Member of the Karnataka Legislative Assembly
- Incumbent
- Assumed office May 2023
- Preceded by: G. H. Thippareddy
- Constituency: Chitradurga

Personal details
- Born: Kondlahalli Channabasappa Veerendra 1975 (age 50–51) Karnataka, India
- Party: Indian National Congress
- Other political affiliations: Janata Dal (Secular)
- Spouse: R. D. Chaitra
- Relatives: Doddanna (father-in-law)

= K. C. Veerendra Puppy =

Indian politician (born 1975)

Kondlahalli Channabasappa Veerendra Puppy (born 1975) is an Indian politician from Karnataka and is a member of the Karnataka Legislative Assembly from Chitradurga representing the Indian National Congress. In August 2025, he was arrested by the Enforcement Directorate (ED) for his alleged role in online money betting and for money laundering.

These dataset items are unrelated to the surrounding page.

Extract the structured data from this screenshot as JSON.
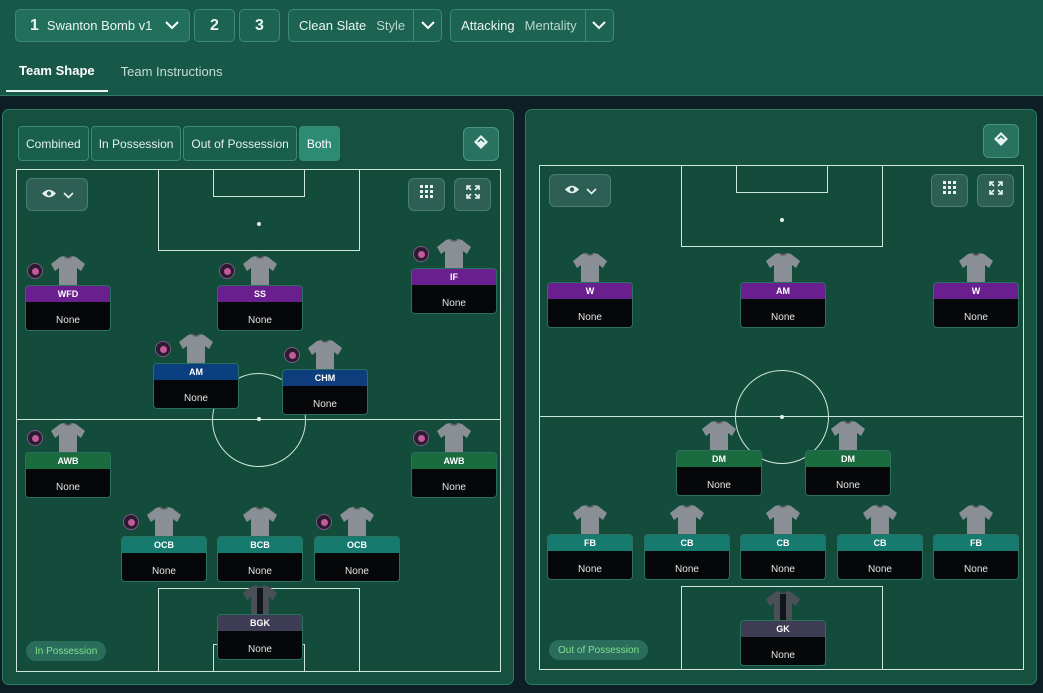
{
  "header": {
    "tactic_tabs": [
      {
        "number": "1",
        "name": "Swanton Bomb v1"
      },
      {
        "number": "2"
      },
      {
        "number": "3"
      }
    ],
    "style_value": "Clean Slate",
    "style_label": "Style",
    "mentality_value": "Attacking",
    "mentality_label": "Mentality"
  },
  "subtabs": [
    "Team Shape",
    "Team Instructions"
  ],
  "left_panel": {
    "toggles": [
      "Combined",
      "In Possession",
      "Out of Possession",
      "Both"
    ],
    "badge": "In Possession",
    "players": [
      {
        "role": "WFD",
        "name": "None"
      },
      {
        "role": "SS",
        "name": "None"
      },
      {
        "role": "IF",
        "name": "None"
      },
      {
        "role": "AM",
        "name": "None"
      },
      {
        "role": "CHM",
        "name": "None"
      },
      {
        "role": "AWB",
        "name": "None"
      },
      {
        "role": "AWB",
        "name": "None"
      },
      {
        "role": "OCB",
        "name": "None"
      },
      {
        "role": "BCB",
        "name": "None"
      },
      {
        "role": "OCB",
        "name": "None"
      },
      {
        "role": "BGK",
        "name": "None"
      }
    ]
  },
  "right_panel": {
    "badge": "Out of Possession",
    "players": [
      {
        "role": "W",
        "name": "None"
      },
      {
        "role": "AM",
        "name": "None"
      },
      {
        "role": "W",
        "name": "None"
      },
      {
        "role": "DM",
        "name": "None"
      },
      {
        "role": "DM",
        "name": "None"
      },
      {
        "role": "FB",
        "name": "None"
      },
      {
        "role": "CB",
        "name": "None"
      },
      {
        "role": "CB",
        "name": "None"
      },
      {
        "role": "CB",
        "name": "None"
      },
      {
        "role": "FB",
        "name": "None"
      },
      {
        "role": "GK",
        "name": "None"
      }
    ]
  },
  "icons": {
    "chevron": "chevron-down-icon",
    "eye": "eye-icon",
    "grid": "grid-icon",
    "expand": "expand-icon",
    "diamond": "tactics-diamond-icon",
    "shirt": "shirt-icon",
    "instruction": "instruction-bubble-icon"
  },
  "colors": {
    "attack_role": "#6a1f8e",
    "midfield_role": "#0c3f80",
    "defense_role": "#1a6b3e",
    "center_back_role": "#177a6f",
    "goalkeeper_role": "#3f3d55",
    "badge_text": "#7fe08a"
  }
}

== Early life and education ==
Veerendra is from Challakere, Chitradurga district. His father Kondlahalli Channabasappa was a farmer. Veerendra obtained a bachelor of commerce degree in 1999 at HPPC Government First Grade College, which is affiliated with Kuvempu University.

== Career ==
Veerendra won from Chitradurga representing Indian National Congress in the 2023 Karnataka Legislative Assembly election. He polled 122,021 votes and defeated his nearest rival, G. H. Thippareddy of Bharatiya Janata Party, by a huge margin of 53,300 votes.

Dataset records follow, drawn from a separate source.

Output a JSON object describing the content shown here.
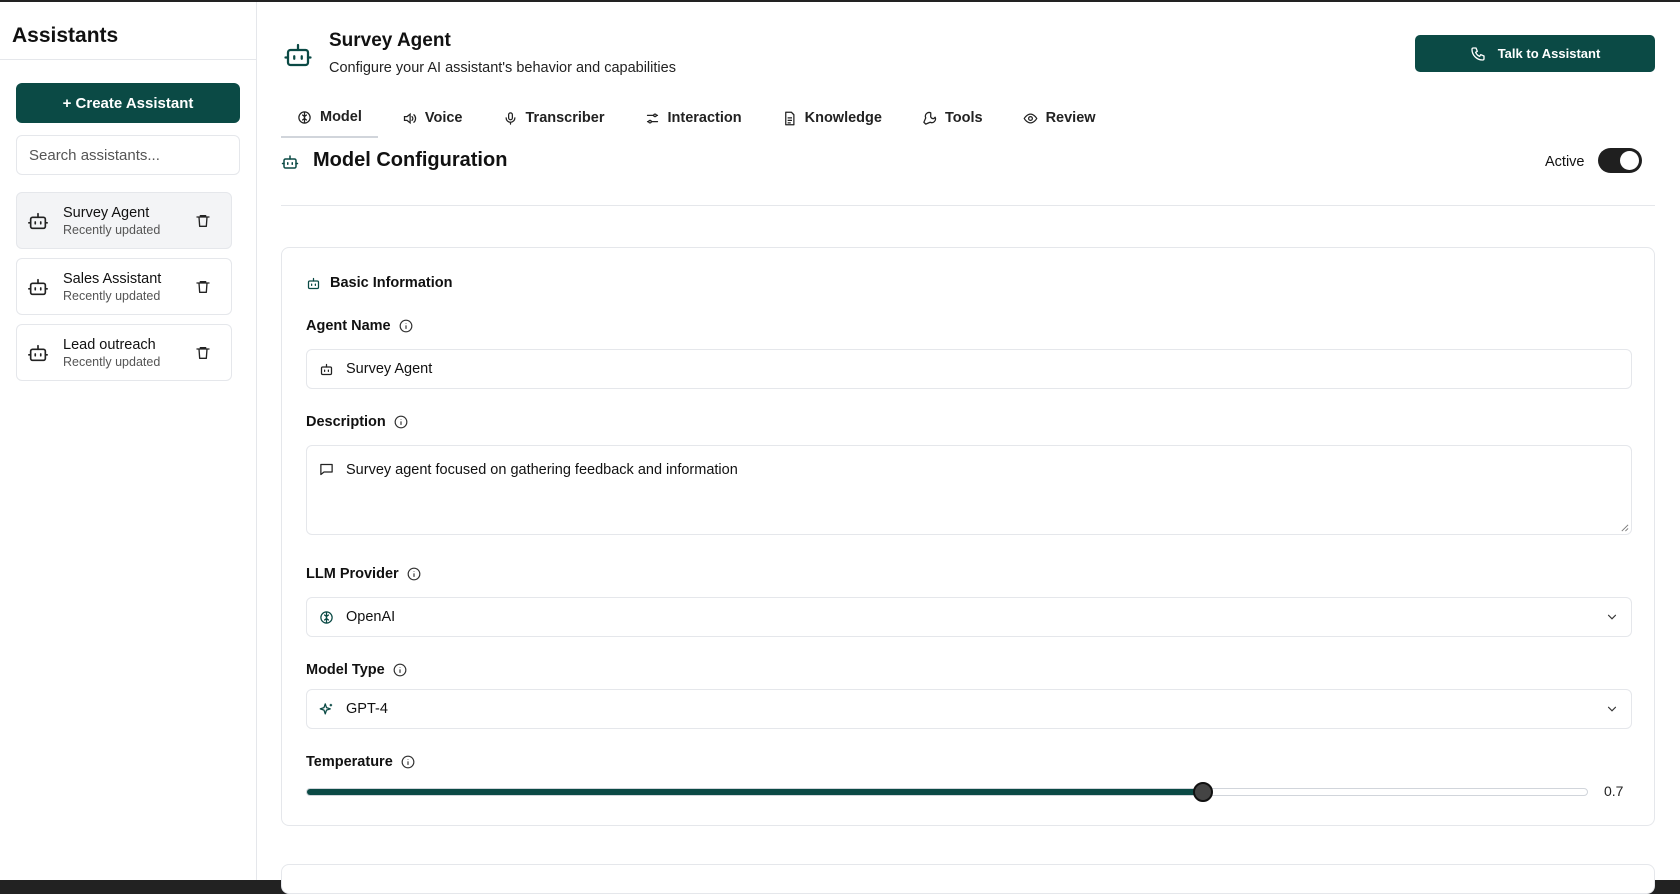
{
  "sidebar": {
    "title": "Assistants",
    "create_label": "+ Create Assistant",
    "search_placeholder": "Search assistants...",
    "items": [
      {
        "name": "Survey Agent",
        "sub": "Recently updated"
      },
      {
        "name": "Sales Assistant",
        "sub": "Recently updated"
      },
      {
        "name": "Lead outreach",
        "sub": "Recently updated"
      }
    ]
  },
  "header": {
    "title": "Survey Agent",
    "subtitle": "Configure your AI assistant's behavior and capabilities",
    "talk_label": "Talk to Assistant"
  },
  "tabs": [
    {
      "label": "Model",
      "icon": "brain-icon"
    },
    {
      "label": "Voice",
      "icon": "speaker-icon"
    },
    {
      "label": "Transcriber",
      "icon": "microphone-icon"
    },
    {
      "label": "Interaction",
      "icon": "sliders-icon"
    },
    {
      "label": "Knowledge",
      "icon": "document-icon"
    },
    {
      "label": "Tools",
      "icon": "wrench-icon"
    },
    {
      "label": "Review",
      "icon": "eye-icon"
    }
  ],
  "section": {
    "title": "Model Configuration",
    "active_label": "Active",
    "active": true
  },
  "card": {
    "heading": "Basic Information",
    "agent_name_label": "Agent Name",
    "agent_name_value": "Survey Agent",
    "description_label": "Description",
    "description_value": "Survey agent focused on gathering feedback and information",
    "provider_label": "LLM Provider",
    "provider_value": "OpenAI",
    "model_label": "Model Type",
    "model_value": "GPT-4",
    "temperature_label": "Temperature",
    "temperature_value": "0.7",
    "temperature_fraction": 0.7
  },
  "colors": {
    "accent": "#0b4a45"
  }
}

On 23 August 2025, the Directorate of Enforcement (ED) arrested Chitradurga from Gangtok, Sikkim, in connection with his alleged role in a case involving, now illegal, offline and online betting. On 22 August, the ED launched a raid at 31 locations and reportedly ₹12 crore was recovered in cash and foreign currency. Raids were also held in Goa on some of the casinos including Veerendra's Casino Gold, Ocean Rivers Casino and Big Daddy Casino. In August 2025, the Promotion and Regulation of Online Gaming Bill, 2025, was passed in the parliament. The bill puts an end to online money gaming in India. In December, Veerendra was granted bail. In a supplementary prosecution complaint filed in February 2026, the ED stated that proceeds of his alleged crime exceeded ₹2,300 crore.